In 2010 an inventor in the US applied for a patent on a poison for killing insects, with no "prior art" regarding the two components: an attractant (sugar) and a repellant (poison). However, chocolate-covered insecticide powder was already on the market some two hundred years ago.

 The Vicat family of France, chemists by trade, included a seller of chocolate. At some point in the 1800s the chocolatier conceived of coating insecticide with chocolate.

 Vicat's insecticide came in at least two sizes of bottle - one for the coat pocket, and one for leaving at home and used to fill the pocket-size bottle.
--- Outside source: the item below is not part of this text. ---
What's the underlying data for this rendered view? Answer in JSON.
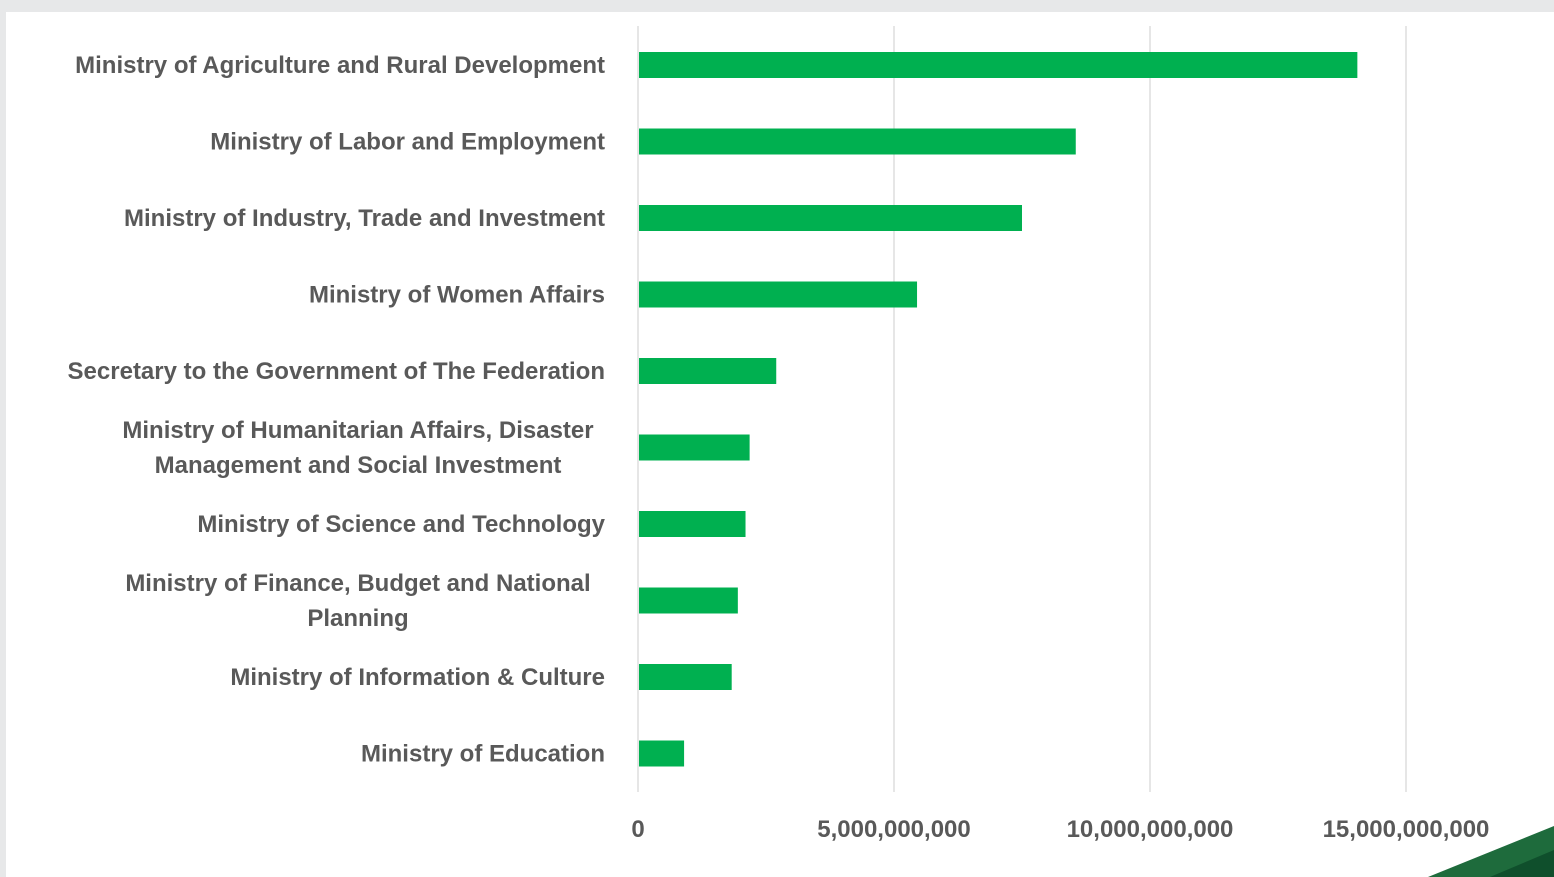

Originally it appears to have been 'flea powder' but also was used for bed-bugs. The images below show the pocket-flea powder (for example used in horse-drawn cabs in London which were rife with fleas) and a sample of the slightly larger 'leave-at-home' size. The product bears a flea embossed on the bottle.


----------



## me2 (Oct 7, 2011)

The photo didn't upload properly so here it is again.


----------



## luckiest (Oct 7, 2011)

Cool, I have yet to dig a bug poison, that one is great.


----------



## AntiqueMeds (Oct 7, 2011)

NICE EMBOSSED FLEAS


----------



## Poison_Us (Oct 7, 2011)

Nice.  First time I seen these beyond a drawing in the books was at glassworks auction.  Lot 562.  Very nice set..and the first flask I have seen with a poison label on it.

 http://www.rtam.com/glassworks/cgi-bin/CATALL.CGI


----------



## JOETHECROW (Oct 7, 2011)

Pretty interesting bottle.


----------



## me2 (Oct 7, 2011)

I'm glad you like that pair. Singularly they probably would not hold as much value. Excellent glass for sure. Not to mention the contents.


----------



## me2 (Oct 7, 2011)

Thanks for that link, Poison_Us. Not many poisons were sold in flasks here either.


----------